White bikini of Ursula Andress
- Designer: Ursula Andress, Tessa Prendergast
- Year: 1962
- Type: White cotton bikini

= White bikini of Ursula Andress =

Bathing suit worn by Ursula Andress in the 1962 James Bond film, Dr. No

The white bikini worn by Ursula Andress as Honey Ryder in the 1962 James Bond film Dr. No has been called the most famous bikini of all time and an iconic moment in cinematic and fashion history. Its appearance in the film, monumental in the history of the bikini, helped drive sales.

The lower part of the bikini features a wide white British Army belt with brass buckles and fittings, and a scabbard on the left side to hold a large knife.

== History ==
The first bikini had been worn at a Paris fashion show in 1946, but in the 1950s, the bikini was still seen as something of a taboo.

In the corresponding scene of the source novel, the character Honeychile Rider wears only a leather belt with a scabbard, and no bikini.

Andress reported that when she arrived in Jamaica to film Dr.

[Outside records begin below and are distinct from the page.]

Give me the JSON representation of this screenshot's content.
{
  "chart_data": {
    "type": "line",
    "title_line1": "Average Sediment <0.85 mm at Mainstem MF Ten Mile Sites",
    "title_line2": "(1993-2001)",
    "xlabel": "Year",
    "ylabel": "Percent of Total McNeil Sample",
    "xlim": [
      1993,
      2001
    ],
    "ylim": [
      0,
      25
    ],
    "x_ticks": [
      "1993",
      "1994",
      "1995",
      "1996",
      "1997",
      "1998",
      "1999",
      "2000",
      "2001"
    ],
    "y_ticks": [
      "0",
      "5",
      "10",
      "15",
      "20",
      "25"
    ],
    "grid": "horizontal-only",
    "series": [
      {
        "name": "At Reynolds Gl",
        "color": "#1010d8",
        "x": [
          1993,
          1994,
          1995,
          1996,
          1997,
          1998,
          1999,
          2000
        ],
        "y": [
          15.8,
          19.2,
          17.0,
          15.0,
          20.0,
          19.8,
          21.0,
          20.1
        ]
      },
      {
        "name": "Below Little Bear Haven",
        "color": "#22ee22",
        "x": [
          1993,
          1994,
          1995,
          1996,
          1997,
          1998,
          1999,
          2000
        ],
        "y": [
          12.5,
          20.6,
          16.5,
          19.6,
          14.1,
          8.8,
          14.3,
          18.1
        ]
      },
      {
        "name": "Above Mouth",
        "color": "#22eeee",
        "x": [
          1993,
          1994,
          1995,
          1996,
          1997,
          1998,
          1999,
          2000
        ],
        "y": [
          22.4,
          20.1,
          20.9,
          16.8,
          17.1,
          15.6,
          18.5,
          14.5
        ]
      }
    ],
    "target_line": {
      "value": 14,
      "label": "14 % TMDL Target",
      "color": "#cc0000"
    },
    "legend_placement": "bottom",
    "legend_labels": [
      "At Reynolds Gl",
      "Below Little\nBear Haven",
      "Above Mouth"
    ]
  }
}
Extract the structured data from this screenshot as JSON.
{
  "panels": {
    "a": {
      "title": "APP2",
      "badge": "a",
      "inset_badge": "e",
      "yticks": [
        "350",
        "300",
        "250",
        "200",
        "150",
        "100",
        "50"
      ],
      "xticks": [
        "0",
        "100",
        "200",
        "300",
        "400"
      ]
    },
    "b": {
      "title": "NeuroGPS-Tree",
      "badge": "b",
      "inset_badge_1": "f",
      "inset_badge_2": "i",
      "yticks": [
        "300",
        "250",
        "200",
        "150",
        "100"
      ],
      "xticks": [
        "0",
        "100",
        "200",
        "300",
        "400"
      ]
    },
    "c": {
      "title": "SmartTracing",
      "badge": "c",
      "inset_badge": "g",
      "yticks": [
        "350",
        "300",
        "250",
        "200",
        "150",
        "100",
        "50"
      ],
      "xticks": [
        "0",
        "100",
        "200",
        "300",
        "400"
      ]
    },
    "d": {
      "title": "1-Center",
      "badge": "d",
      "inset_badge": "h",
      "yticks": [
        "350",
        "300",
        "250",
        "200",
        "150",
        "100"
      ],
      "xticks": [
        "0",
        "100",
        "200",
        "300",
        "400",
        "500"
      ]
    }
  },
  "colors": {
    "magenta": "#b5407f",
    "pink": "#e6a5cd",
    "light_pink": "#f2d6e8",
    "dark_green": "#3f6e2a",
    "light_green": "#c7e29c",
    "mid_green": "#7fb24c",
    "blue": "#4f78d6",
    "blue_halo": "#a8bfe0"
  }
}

No, no costumes were ready. So she worked with director Terence Young and costume designer Tessa Prendergast, whom she had met while living in Rome, to create a bikini that suited her 5′6″, 36-24-36 frame. The white belted bikini was made from ivory cotton.

Andress' bikini arrived at a key moment in the history of women's fashion, coming at the "birth of the sexual revolution" in the 1960s. The scene in which she emerges from the sea has been cited among the greatest moments in film and one of its most erotic; in a 2003 UK Survey by Channel 4, it was voted number one in "the 100 Greatest Sexy Moments" of cinema. The white bikini is regarded as perhaps the most important in the history of the bikini; bikini sales rocketed after the film's release. In a survey of 1,000 women to celebrate the 60th anniversary of the bikini, Andress was voted "The Ultimate Bikini Goddess".

Andress said that she owed her career to it: "This bikini made me into a success. As a result of starring in Dr. No as the first Bond girl, I was given the freedom to take my pick of future roles and to become financially independent."

Andress put the bikini up for sale in 2001, claiming to have found it in an attic. The suit fetched £41,125. The second time it was auctioned was in November 2020. While no sale price was given, the piece was expected to fetch about £500,000.

== Homage ==
The scene has been widely emulated and parodied on screen. The bikini scene was emulated by Heather Graham in a scene from Austin Powers: The Spy Who Shagged Me. It has also been emulated by Halle Berry, who wore an orange bikini with a toolbelt in the 2002 James Bond film Die Another Day.

When Daniel Craig took over the role of James Bond in the 2006 film Casino Royale, he appeared in a similar scene, emerging from the ocean wearing a pale blue pair of swim trunks. This thirteen-second shot, focused on Bond's body rather than that of a Bond Girl, was widely interpreted as a callback to Andress in Dr. No and featured heavily in the film's promotion, although Craig claims the resemblance did not occur to him until it was filmed.

In the episode "Bond", from the BBC Radio detective drama Trueman and Riley, the bikini is the prize possession of a collector and dealer in James Bond memorabilia at a hotel hosting a Bond convention, where another valuable item, the wedding ring from the film On Her Majesty's Secret Service, has apparently been stolen.